Background: Recurrence of osteonecrosis of the jaw has been reported after surgery. It is therefore necessary to develop a real-time diagnostic method, which can clearly distinguish the surgical margin from unaffected bone.
Methods: We analyzed a sequestrum from a patient with medication-related osteonecrosis of the jaw (MRONJ). Quantitative light induced fluorescence (QLF) was applied to the sequestrum.

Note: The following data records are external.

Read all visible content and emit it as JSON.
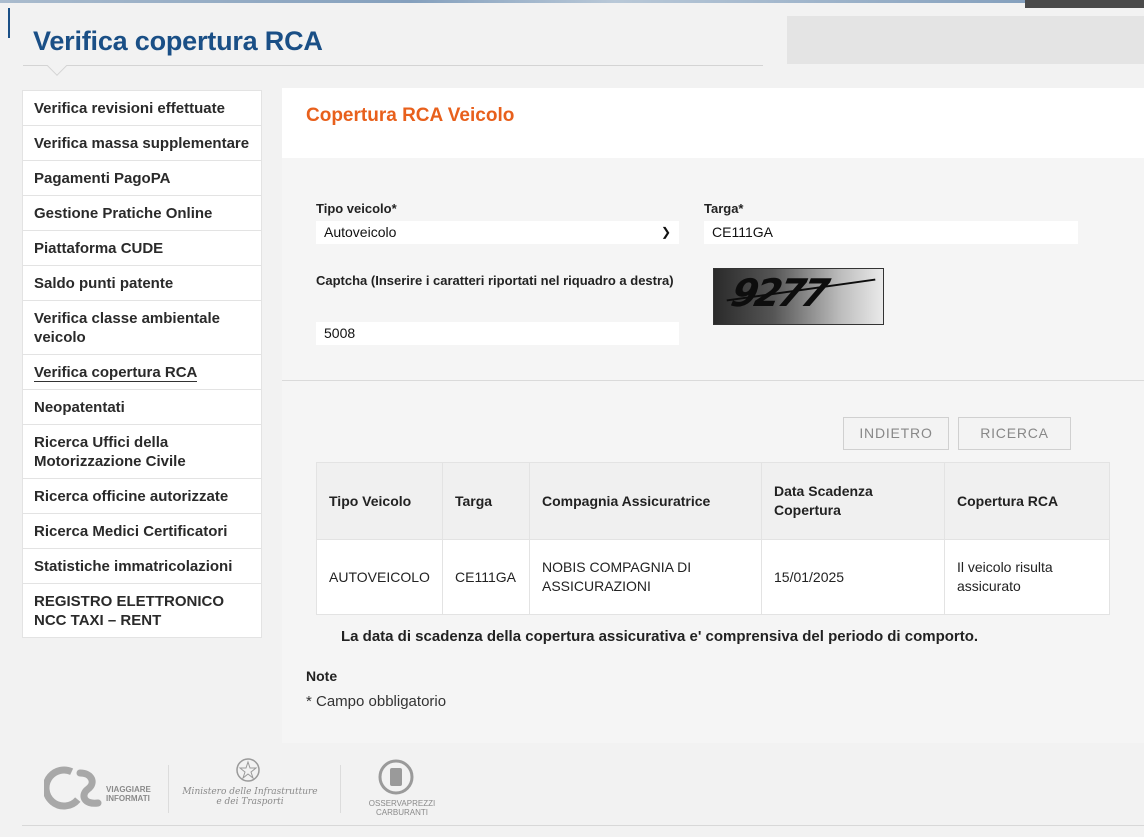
{
  "header": {
    "title": "Verifica copertura RCA"
  },
  "sidebar": {
    "items": [
      {
        "label": "Verifica revisioni effettuate"
      },
      {
        "label": "Verifica massa supplementare"
      },
      {
        "label": "Pagamenti PagoPA"
      },
      {
        "label": "Gestione Pratiche Online"
      },
      {
        "label": "Piattaforma CUDE"
      },
      {
        "label": "Saldo punti patente"
      },
      {
        "label": "Verifica classe ambientale veicolo"
      },
      {
        "label": "Verifica copertura RCA",
        "active": true
      },
      {
        "label": "Neopatentati"
      },
      {
        "label": "Ricerca Uffici della Motorizzazione Civile"
      },
      {
        "label": "Ricerca officine autorizzate"
      },
      {
        "label": "Ricerca Medici Certificatori"
      },
      {
        "label": "Statistiche immatricolazioni"
      },
      {
        "label": "REGISTRO ELETTRONICO NCC TAXI – RENT"
      }
    ]
  },
  "main": {
    "section_title": "Copertura RCA Veicolo",
    "form": {
      "tipo_label": "Tipo veicolo*",
      "tipo_value": "Autoveicolo",
      "targa_label": "Targa*",
      "targa_value": "CE111GA",
      "captcha_label": "Captcha (Inserire i caratteri riportati nel riquadro a destra)",
      "captcha_value": "5008",
      "captcha_image_text": "9277"
    },
    "buttons": {
      "back": "INDIETRO",
      "search": "RICERCA"
    },
    "table": {
      "headers": [
        "Tipo Veicolo",
        "Targa",
        "Compagnia Assicuratrice",
        "Data Scadenza Copertura",
        "Copertura RCA"
      ],
      "rows": [
        [
          "AUTOVEICOLO",
          "CE111GA",
          "NOBIS COMPAGNIA DI ASSICURAZIONI",
          "15/01/2025",
          "Il veicolo risulta assicurato"
        ]
      ]
    },
    "scadenza_note": "La data di scadenza della copertura assicurativa e' comprensiva del periodo di comporto.",
    "note_title": "Note",
    "note_text": "* Campo obbligatorio"
  },
  "footer": {
    "logo1_text": "VIAGGIARE INFORMATI",
    "logo2_text": "Ministero delle Infrastrutture e dei Trasporti",
    "logo3_line1": "OSSERVAPREZZI",
    "logo3_line2": "CARBURANTI"
  },
  "colors": {
    "title_blue": "#1a4f86",
    "accent_orange": "#e8601c"
  }
}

Results: In this study, QLF demonstrated three types of fluorescence phenomena (Non-red-fluorescence, hyper-red-fluorescence, and hypo-red-fluorescence) on the sequestrum. Histology revealed geographical, microbiological, and immunological differences based on the fluorescence types on QLF. Non-red-fluorescence showed sclerotic and lamellar bone tissue, hyper-red-fluorescence showed an infectious state due to bacterial invasion and osteolysis, and hypo-red-fluorescence indicated predominantly granular tissue with inflammation, and the absence of bone matrix and bacterial colonies. Based on histologic analysis, we speculated that QLF may be a useful real-time diagnostic tool during surgery for MRONJ.
Conclusions: In conclusion, QLF can be useful in distinguishing between lamellar and infected bone, which are visually similar; QLF-guided ONJ surgery, preserving the Non-red-fluorescent areas and removing the hyper- and hypo-red-fluorescent areas of bone may be useful.